The president attended the new student welcome, and so did I
UVic President Kevin Hall wrapped up his welcome speech and turned from the podium to exit the auditorium.
Hall only made it a few steps before James Pepler, project officer for the Office of the President, pressed play on the Shania Twain classic “Man! I Feel Like A Woman!” at full volume on his iPhone.
“President Hall always requests to exit to this song,” Pepler called out to the crowd of students.
The auditorium erupted into laughter, and Hall, Chancellor Marion Buller, Pepler, and I left the faculty of science to resume their new student welcome.
“I think I prefer the Barbie song,” said President Hall once the four of us were well up the auditorium’s staircase.
For the previous hour, we’d been riding around in a fabulously decorated golf cart listening to Aqua. “Barbie Girl” played a fair few times.
The trio of administrators called this little vehicle the “Kev Kart” — a special rig for Hall and Buller to ride around in during new student welcome. We took the Kev Kart from one faculty welcome to another, stopping to meet free-roaming new additions to UVic’s student body in between engagements.
In a previous interview with the Martlet, Kevin Hall answered questions about his role at the university, his background, and his involvement with the community, but the question remained: who is the president, really?
For some, it doesn’t matter, and the only relevant factor in understanding Kevin Hall as president is paying attention to his fiscal, political, and social actions.
For others, politics is personal, and who a person is in their day-to-day life — when they are with their friends, family, or say, riding around in a decked-out golf cart with their colleagues — matters a great deal.

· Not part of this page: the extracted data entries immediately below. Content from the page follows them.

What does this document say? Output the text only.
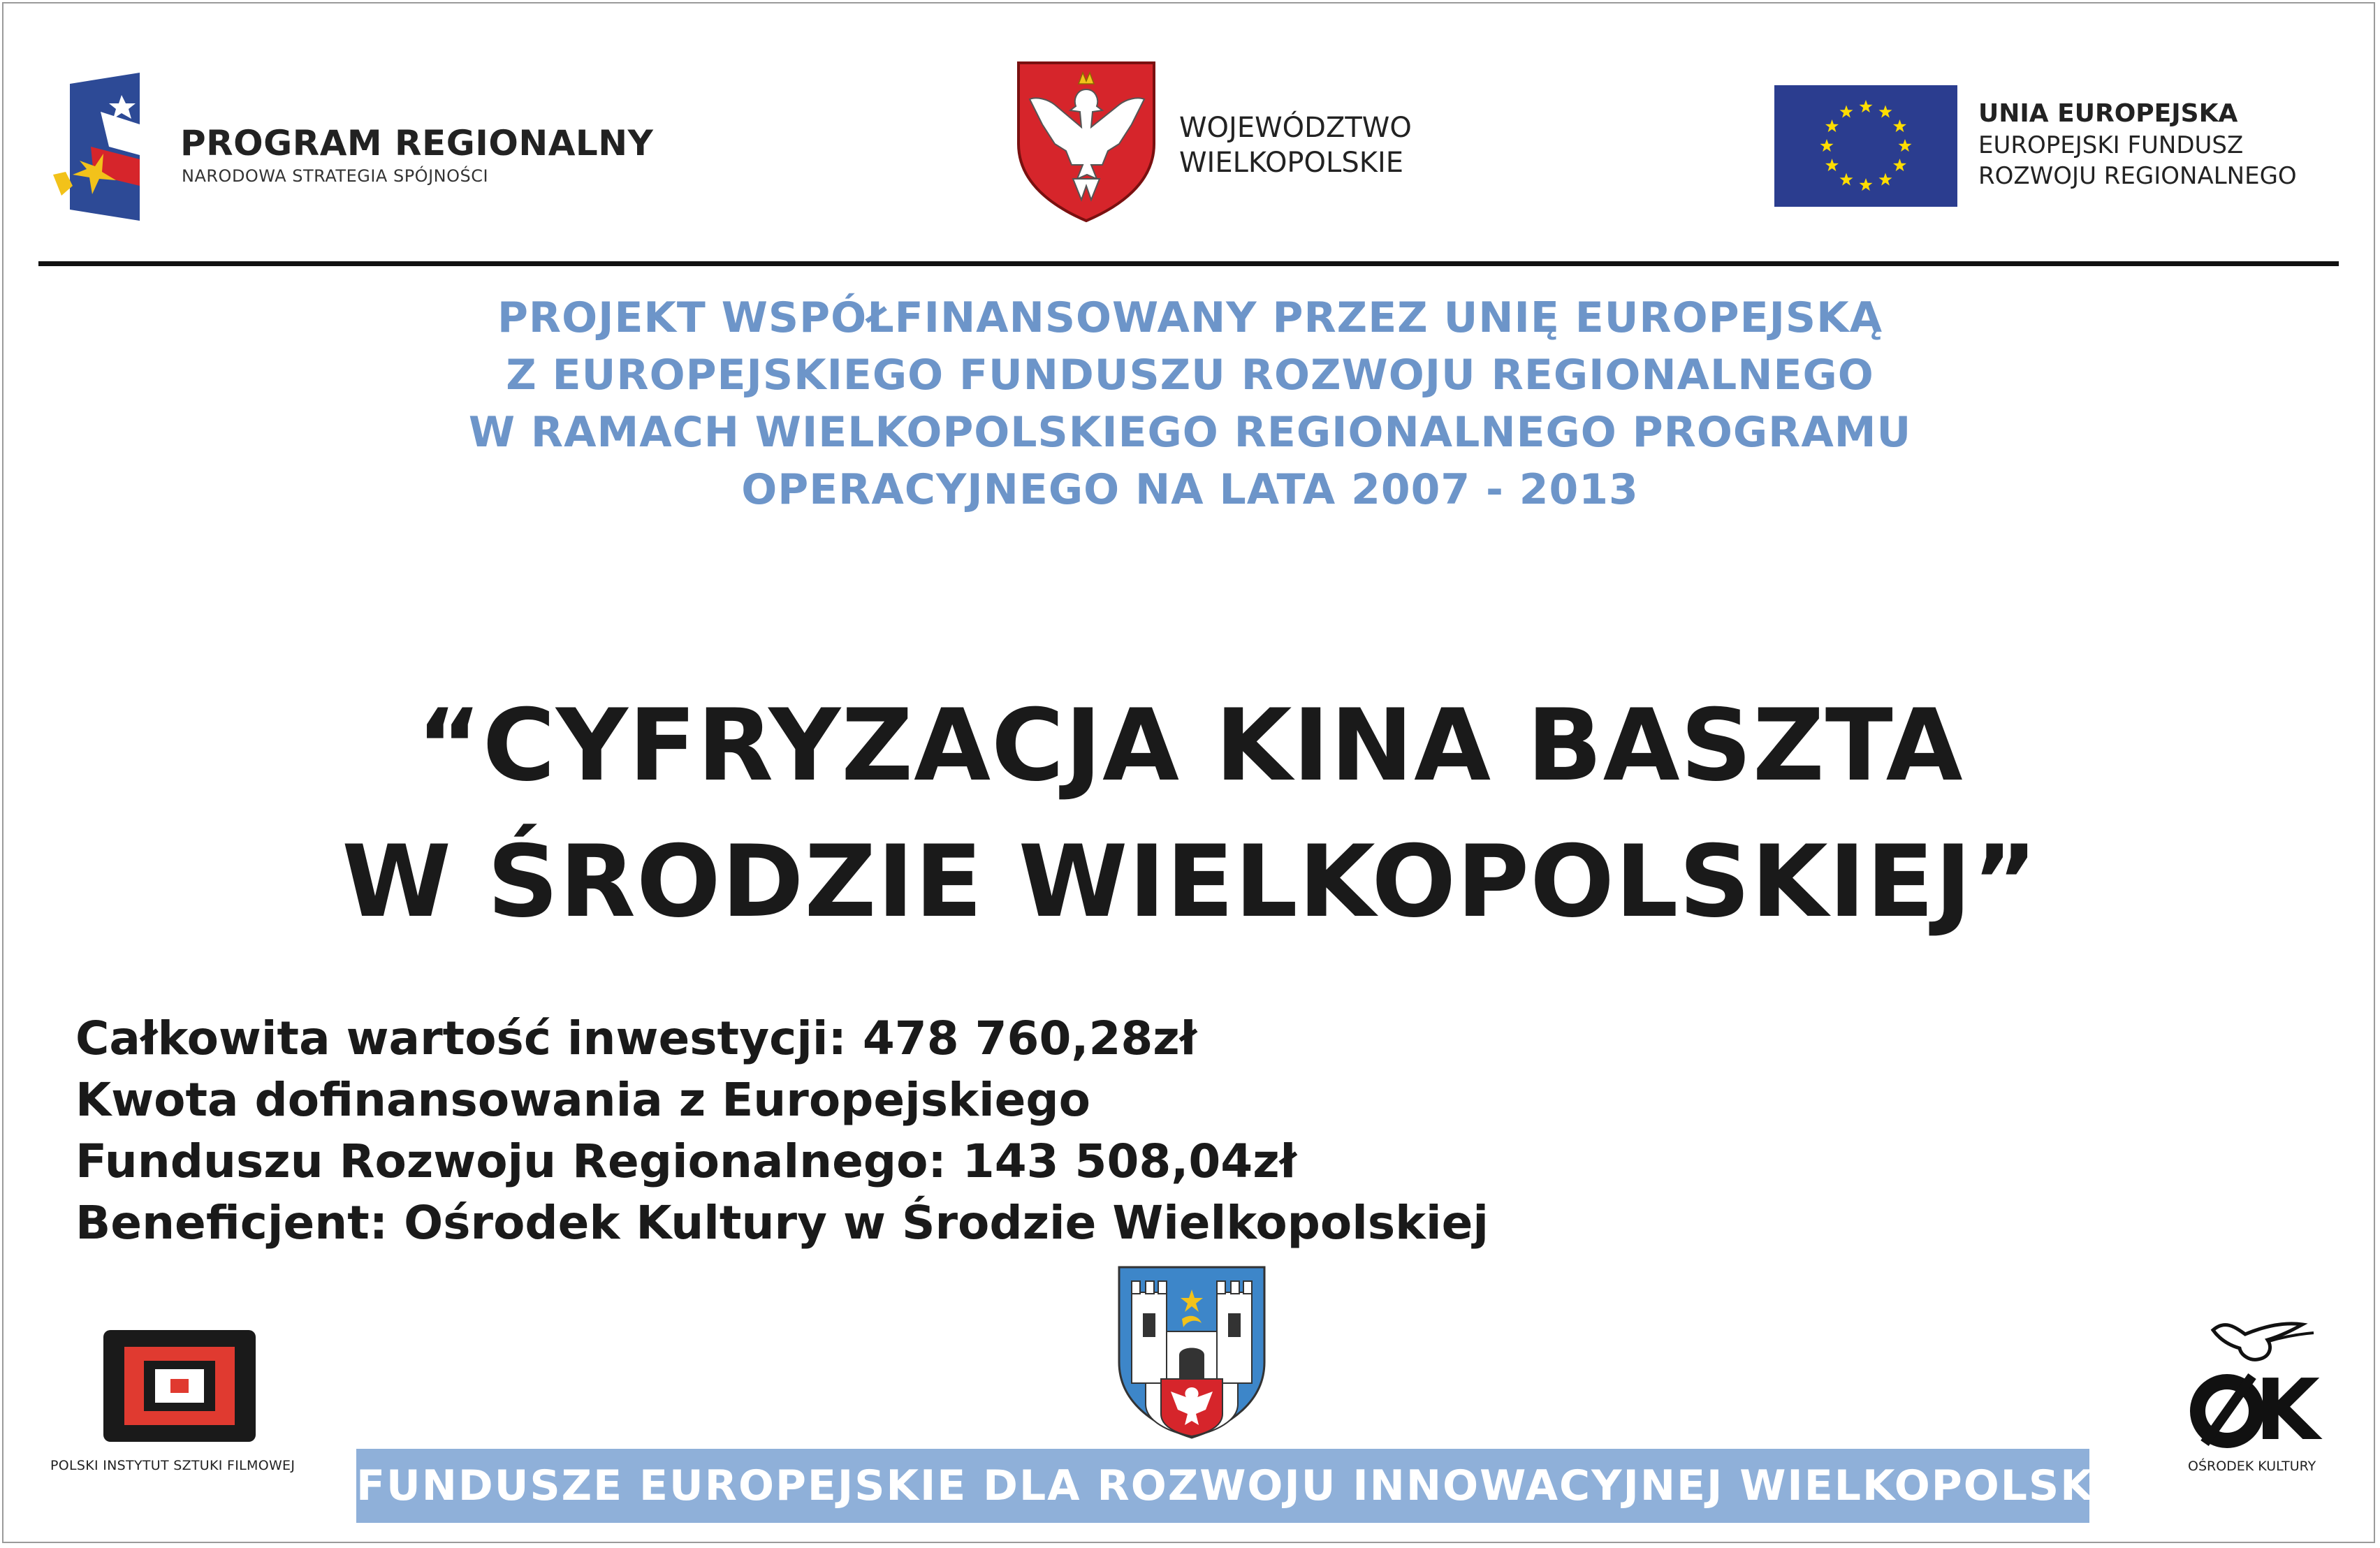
PROGRAM REGIONALNY
NARODOWA STRATEGIA SPÓJNOŚCI
WOJEWÓDZTWO
WIELKOPOLSKIE
UNIA EUROPEJSKA
EUROPEJSKI FUNDUSZ
ROZWOJU REGIONALNEGO
PROJEKT WSPÓŁFINANSOWANY PRZEZ UNIĘ EUROPEJSKĄ
Z EUROPEJSKIEGO FUNDUSZU ROZWOJU REGIONALNEGO
W RAMACH WIELKOPOLSKIEGO REGIONALNEGO PROGRAMU
OPERACYJNEGO NA LATA 2007 - 2013
“CYFRYZACJA KINA BASZTA
W ŚRODZIE WIELKOPOLSKIEJ”
Całkowita wartość inwestycji: 478 760,28zł
Kwota dofinansowania z Europejskiego
Funduszu Rozwoju Regionalnego: 143 508,04zł
Beneficjent: Ośrodek Kultury w Środzie Wielkopolskiej
POLSKI INSTYTUT SZTUKI FILMOWEJ
K
OŚRODEK KULTURY
FUNDUSZE EUROPEJSKIE DLA ROZWOJU INNOWACYJNEJ WIELKOPOLSKI
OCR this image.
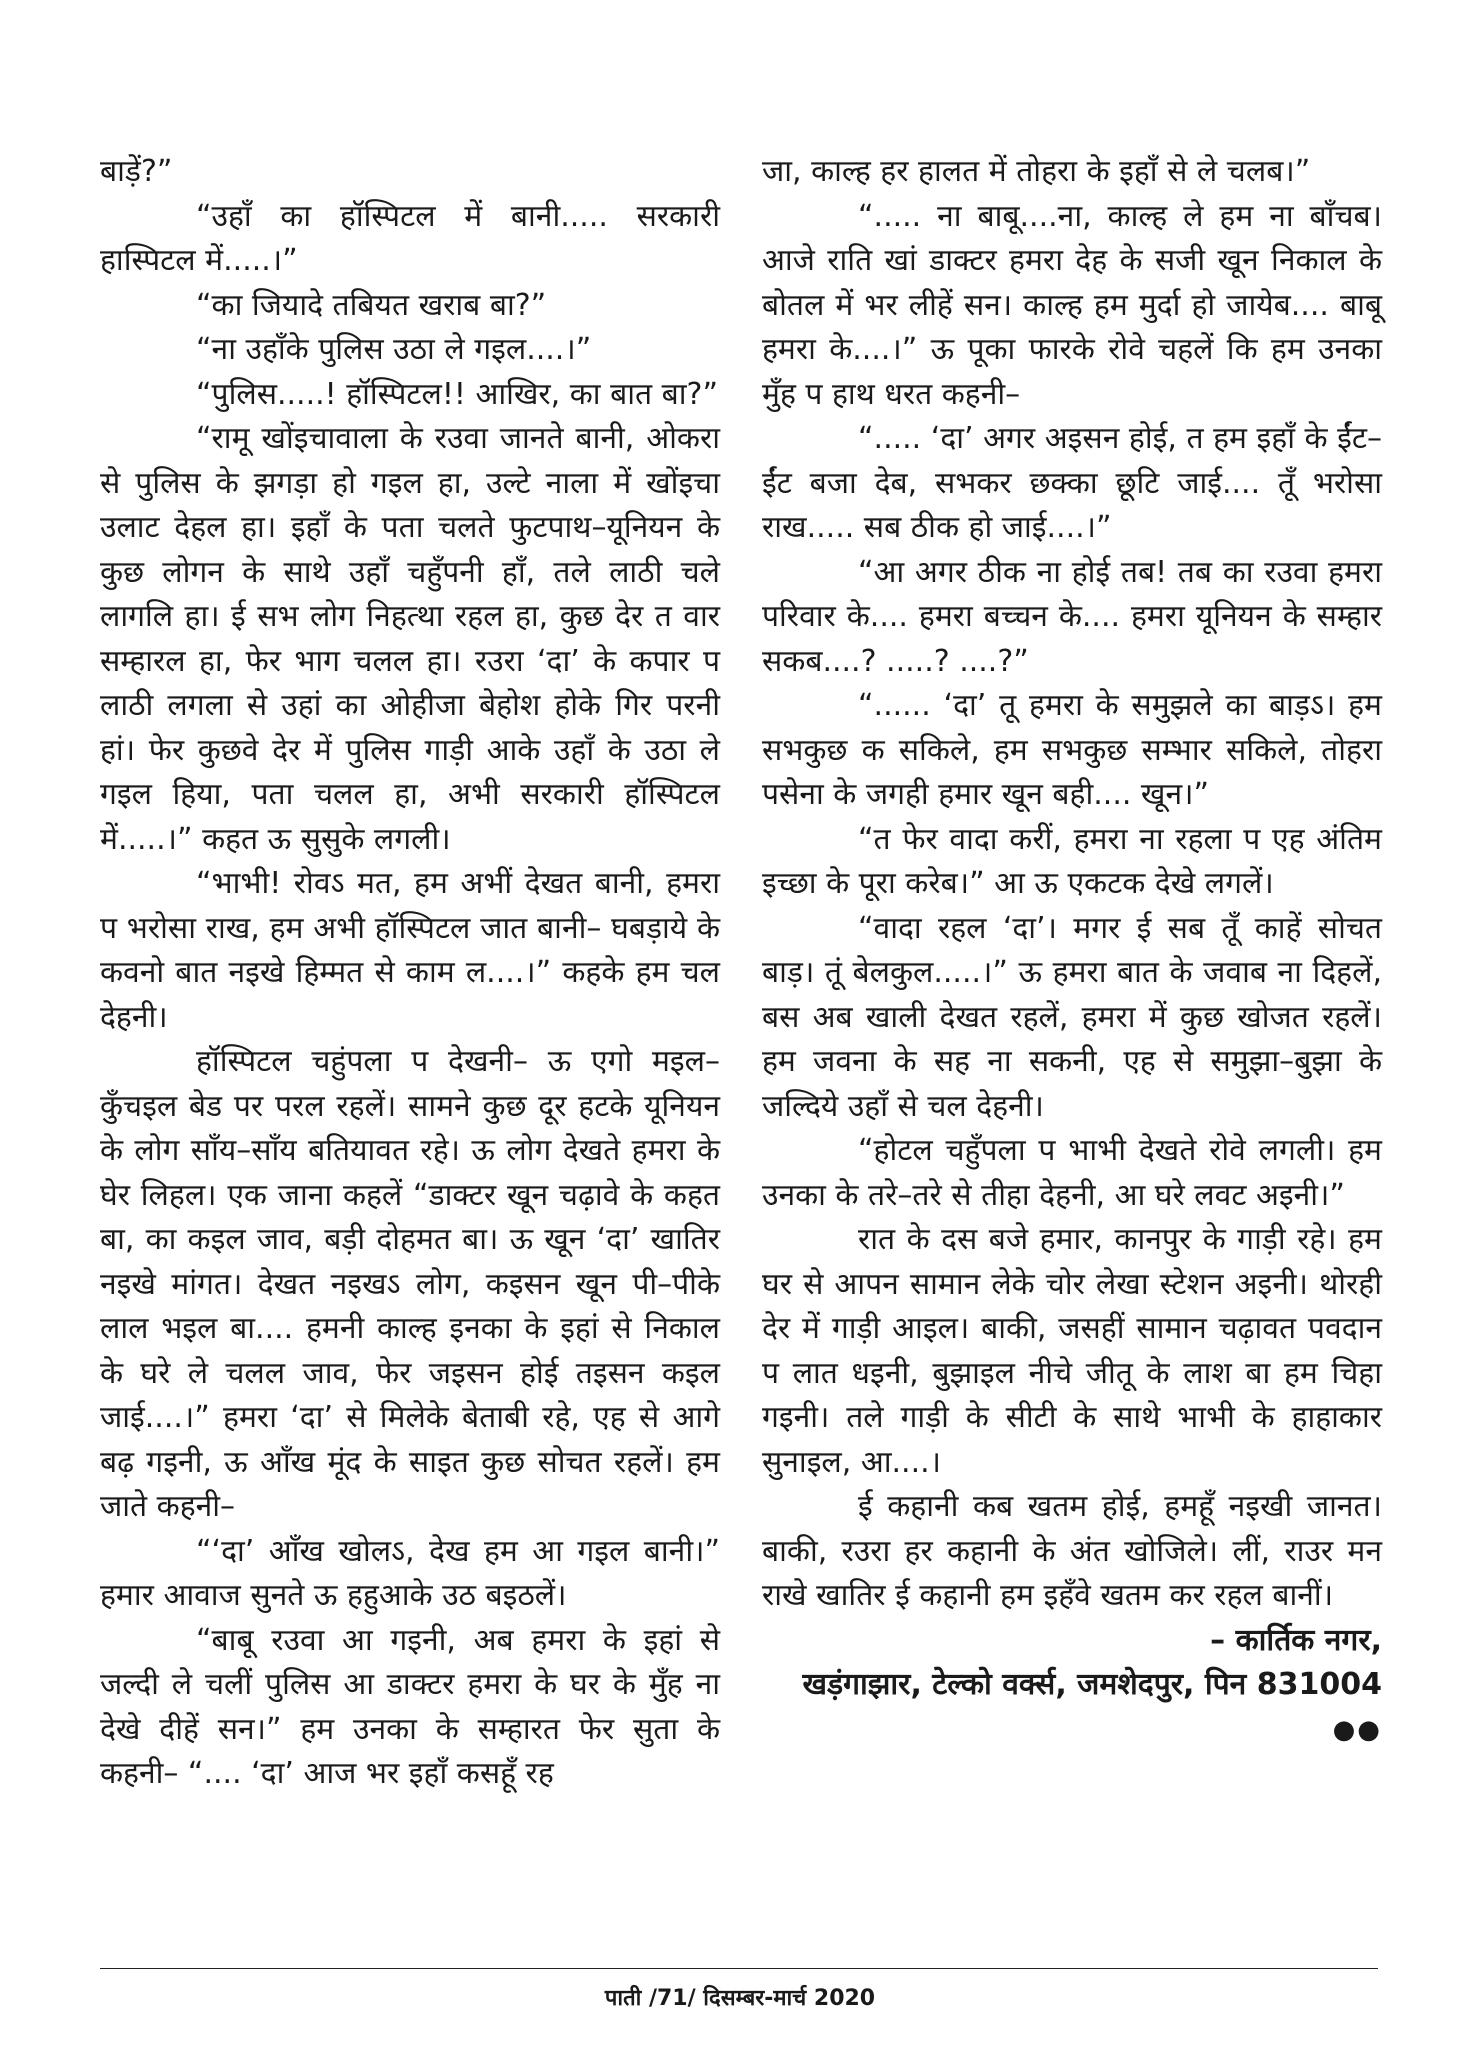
बाड़ें?”

“उहाँ का हॉस्पिटल में बानी..... सरकारी हास्पिटल में.....।”

“का जियादे तबियत खराब बा?”

“ना उहाँके पुलिस उठा ले गइल....।”

“पुलिस.....! हॉस्पिटल!! आखिर, का बात बा?”

“रामू खोंइचावाला के रउवा जानते बानी, ओकरा से पुलिस के झगड़ा हो गइल हा, उल्टे नाला में खोंइचा उलाट देहल हा। इहाँ के पता चलते फुटपाथ–यूनियन के कुछ लोगन के साथे उहाँ चहुँपनी हाँ, तले लाठी चले लागलि हा। ई सभ लोग निहत्था रहल हा, कुछ देर त वार सम्हारल हा, फेर भाग चलल हा। रउरा ‘दा’ के कपार प लाठी लगला से उहां का ओहीजा बेहोश होके गिर परनी हां। फेर कुछवे देर में पुलिस गाड़ी आके उहाँ के उठा ले गइल हिया, पता चलल हा, अभी सरकारी हॉस्पिटल में.....।” कहत ऊ सुसुके लगली।

“भाभी! रोवऽ मत, हम अभीं देखत बानी, हमरा प भरोसा राख, हम अभी हॉस्पिटल जात बानी– घबड़ाये के कवनो बात नइखे हिम्मत से काम ल....।” कहके हम चल देहनी।

हॉस्पिटल चहुंपला प देखनी– ऊ एगो मइल–कुँचइल बेड पर परल रहलें। सामने कुछ दूर हटके यूनियन के लोग सॉंय–सॉंय बतियावत रहे। ऊ लोग देखते हमरा के घेर लिहल। एक जाना कहलें “डाक्टर खून चढ़ावे के कहत बा, का कइल जाव, बड़ी दोहमत बा। ऊ खून ‘दा’ खातिर नइखे मांगत। देखत नइखऽ लोग, कइसन खून पी–पीके लाल भइल बा.... हमनी काल्ह इनका के इहां से निकाल के घरे ले चलल जाव, फेर जइसन होई तइसन कइल जाई....।” हमरा ‘दा’ से मिलेके बेताबी रहे, एह से आगे बढ़ गइनी, ऊ आँख मूंद के साइत कुछ सोचत रहलें। हम जाते कहनी–

“‘दा’ आँख खोलऽ, देख हम आ गइल बानी।” हमार आवाज सुनते ऊ हहुआके उठ बइठलें।

“बाबू रउवा आ गइनी, अब हमरा के इहां से जल्दी ले चलीं पुलिस आ डाक्टर हमरा के घर के मुँह ना देखे दीहें सन।” हम उनका के सम्हारत फेर सुता के कहनी– “.... ‘दा’ आज भर इहाँ कसहूँ रह

जा, काल्ह हर हालत में तोहरा के इहाँ से ले चलब।”

“..... ना बाबू....ना, काल्ह ले हम ना बाँचब। आजे राति खां डाक्टर हमरा देह के सजी खून निकाल के बोतल में भर लीहें सन। काल्ह हम मुर्दा हो जायेब.... बाबू हमरा के....।” ऊ पूका फारके रोवे चहलें कि हम उनका मुँह प हाथ धरत कहनी–

“..... ‘दा’ अगर अइसन होई, त हम इहाँ के ईंट–ईंट बजा देब, सभकर छक्का छूटि जाई.... तूँ भरोसा राख..... सब ठीक हो जाई....।”

“आ अगर ठीक ना होई तब! तब का रउवा हमरा परिवार के.... हमरा बच्चन के.... हमरा यूनियन के सम्हार सकब....? .....? ....?”

“...... ‘दा’ तू हमरा के समुझले का बाड़ऽ। हम सभकुछ क सकिले, हम सभकुछ सम्भार सकिले, तोहरा पसेना के जगही हमार खून बही.... खून।”

“त फेर वादा करीं, हमरा ना रहला प एह अंतिम इच्छा के पूरा करेब।” आ ऊ एकटक देखे लगलें।

“वादा रहल ‘दा’। मगर ई सब तूँ काहें सोचत बाड़। तूं बेलकुल.....।” ऊ हमरा बात के जवाब ना दिहलें, बस अब खाली देखत रहलें, हमरा में कुछ खोजत रहलें। हम जवना के सह ना सकनी, एह से समुझा–बुझा के जल्दिये उहाँ से चल देहनी।

“होटल चहुँपला प भाभी देखते रोवे लगली। हम उनका के तरे–तरे से तीहा देहनी, आ घरे लवट अइनी।”

रात के दस बजे हमार, कानपुर के गाड़ी रहे। हम घर से आपन सामान लेके चोर लेखा स्टेशन अइनी। थोरही देर में गाड़ी आइल। बाकी, जसहीं सामान चढ़ावत पवदान प लात धइनी, बुझाइल नीचे जीतू के लाश बा हम चिहा गइनी। तले गाड़ी के सीटी के साथे भाभी के हाहाकार सुनाइल, आ....।

ई कहानी कब खतम होई, हमहूँ नइखी जानत। बाकी, रउरा हर कहानी के अंत खोजिले। लीं, राउर मन राखे खातिर ई कहानी हम इहँवे खतम कर रहल बानीं।

– कार्तिक नगर,

खड़ंगाझार, टेल्को वर्क्स, जमशेदपुर, पिन 831004

●●

पाती /71/ दिसम्बर-मार्च 2020
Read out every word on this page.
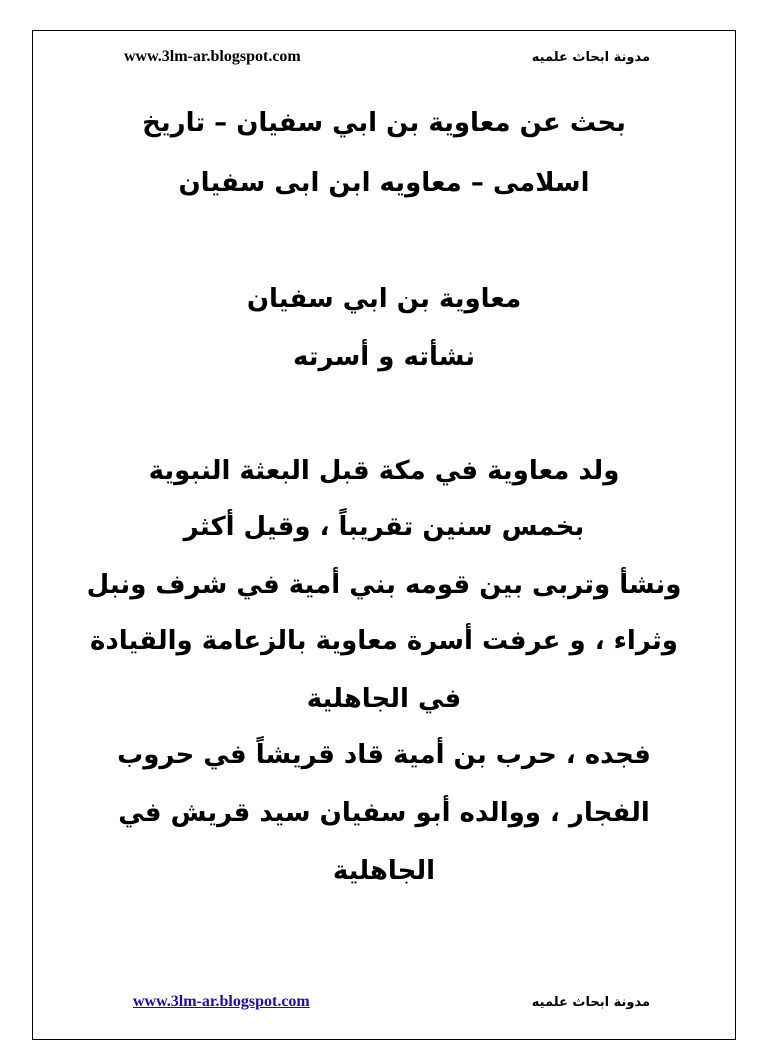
www.3lm-ar.blogspot.com	مدونة ابحاث علميه
بحث عن معاوية بن ابي سفيان – تاريخ
اسلامى – معاويه ابن ابى سفيان
معاوية بن ابي سفيان
نشأته و أسرته
ولد معاوية في مكة قبل البعثة النبوية
بخمس سنين تقريباً ، وقيل أكثر
ونشأ وتربى بين قومه بني أمية في شرف ونبل
وثراء ، و عرفت أسرة معاوية بالزعامة والقيادة
في الجاهلية
فجده ، حرب بن أمية قاد قريشاً في حروب
الفجار ، ووالده أبو سفيان سيد قريش في
الجاهلية
www.3lm-ar.blogspot.com	مدونة ابحاث علميه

When the Kev Kart first pulled up in front of the Michael Williams building to collect me for the afternoon, I was immediately swarmed by a cacophony of overlapping dialogue and laughter.
Pepler drove, Hall rode shotgun, and Buller sat in the back with a fourth space reserved beside her, for me.
I shook hands with the three administrators, which would be the first and last formality of the afternoon.
We headed out, and right away Hall turned around in his seat to face me.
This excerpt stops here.